Willem DaFoe jest dla mnie aktorem, który potrafi pokazać każdy rodzaj emocji w sposób trafiający bez żadnych sprzeciwów do widza. Talent ten dostrzegli producenci „Łowcy”, pozwalając mu na niewerbalną zabawę z dużego ekranu. Większa część filmu jest zupełnie niema, pozostawiając na barkach DaFoe rozmowę bez słów, grę twarzą. Nie jest to zadanie łatwe, jednak dla tak utytułowanego aktora okazało się proste do tego stopnia, że wraz z nim przemierzałem rejony Tasmanii nie prosząc o żadne słowa. Sam Neill dawno już nie gościł na dużym ekranie. Rolą w „Łowcy” nie tylko o sobie przypomniał, ale pokazał, że jeszcze nie dopadła go rdza aktorska. Pomimo że na ekranie pojawia się niezbyt często, kiedy już do tego dochodzi, ukazuje się jego talent. Nieszczęściem dla jego bohatera jest bycie tym „złym”, jednak widzowi w niczym to nie przeszkadza - dobrze zagrana rola obroni się sama.
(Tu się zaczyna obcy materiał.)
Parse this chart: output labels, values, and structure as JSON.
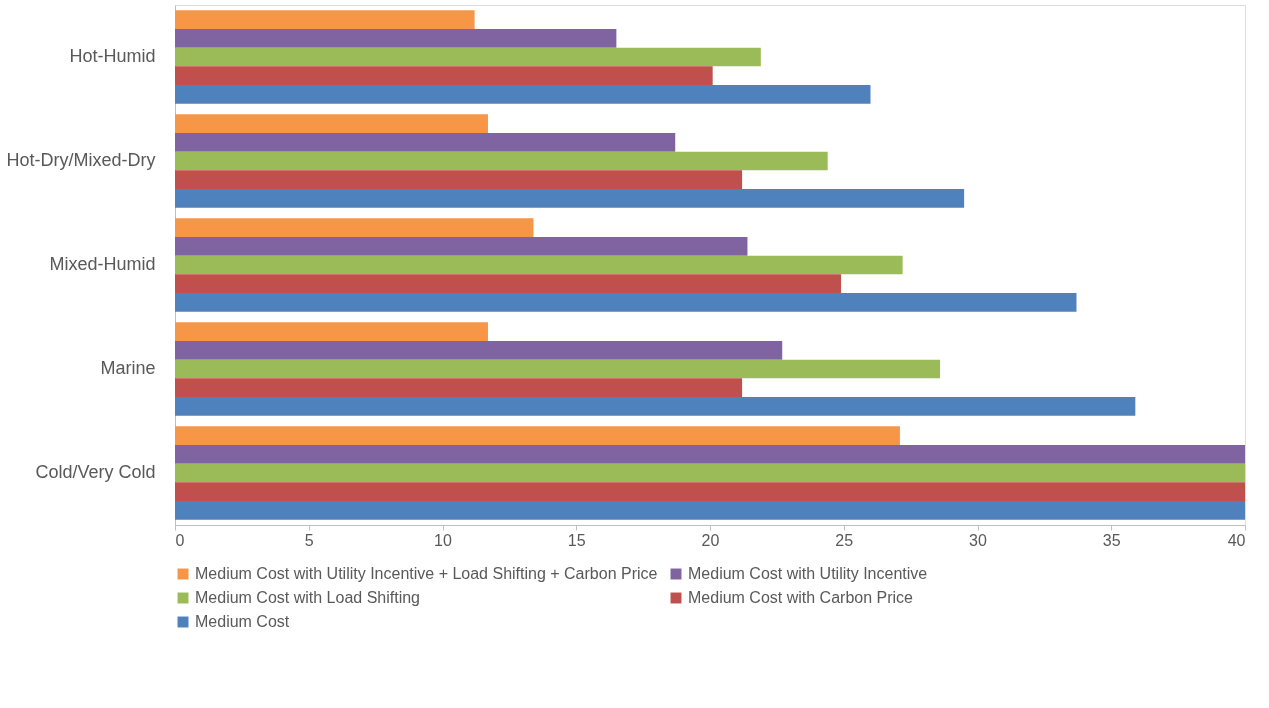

„Łowca” zaskoczył mnie tym, jak prosty scenariusz, dzięki dobremu aktorstwu, może stać się historią, która wciągnie widza całkowicie. Film ten zaliczam do gatunku, którego nazwę sam wymyśliłem: „dzieje się mało, a człowiek siedzi jak zaczarowany”. Uważam, że takie filmy bardzo oczarowują ten rodzaj widza, który nie szuka historii kluczącej wokół głównego wątku filmu, a skupiającej się na psychice bohatera, tak że trudno poderwać do lotu własną świadomość. To, co najbardziej pasjonuje w filmach, nie jest dostępne dla oczu, ale dla umysłu. Jeśli odnajdujecie się w tym stwierdzeniu, zapewniam was, że „Łowca” zadowoli was w zupełności.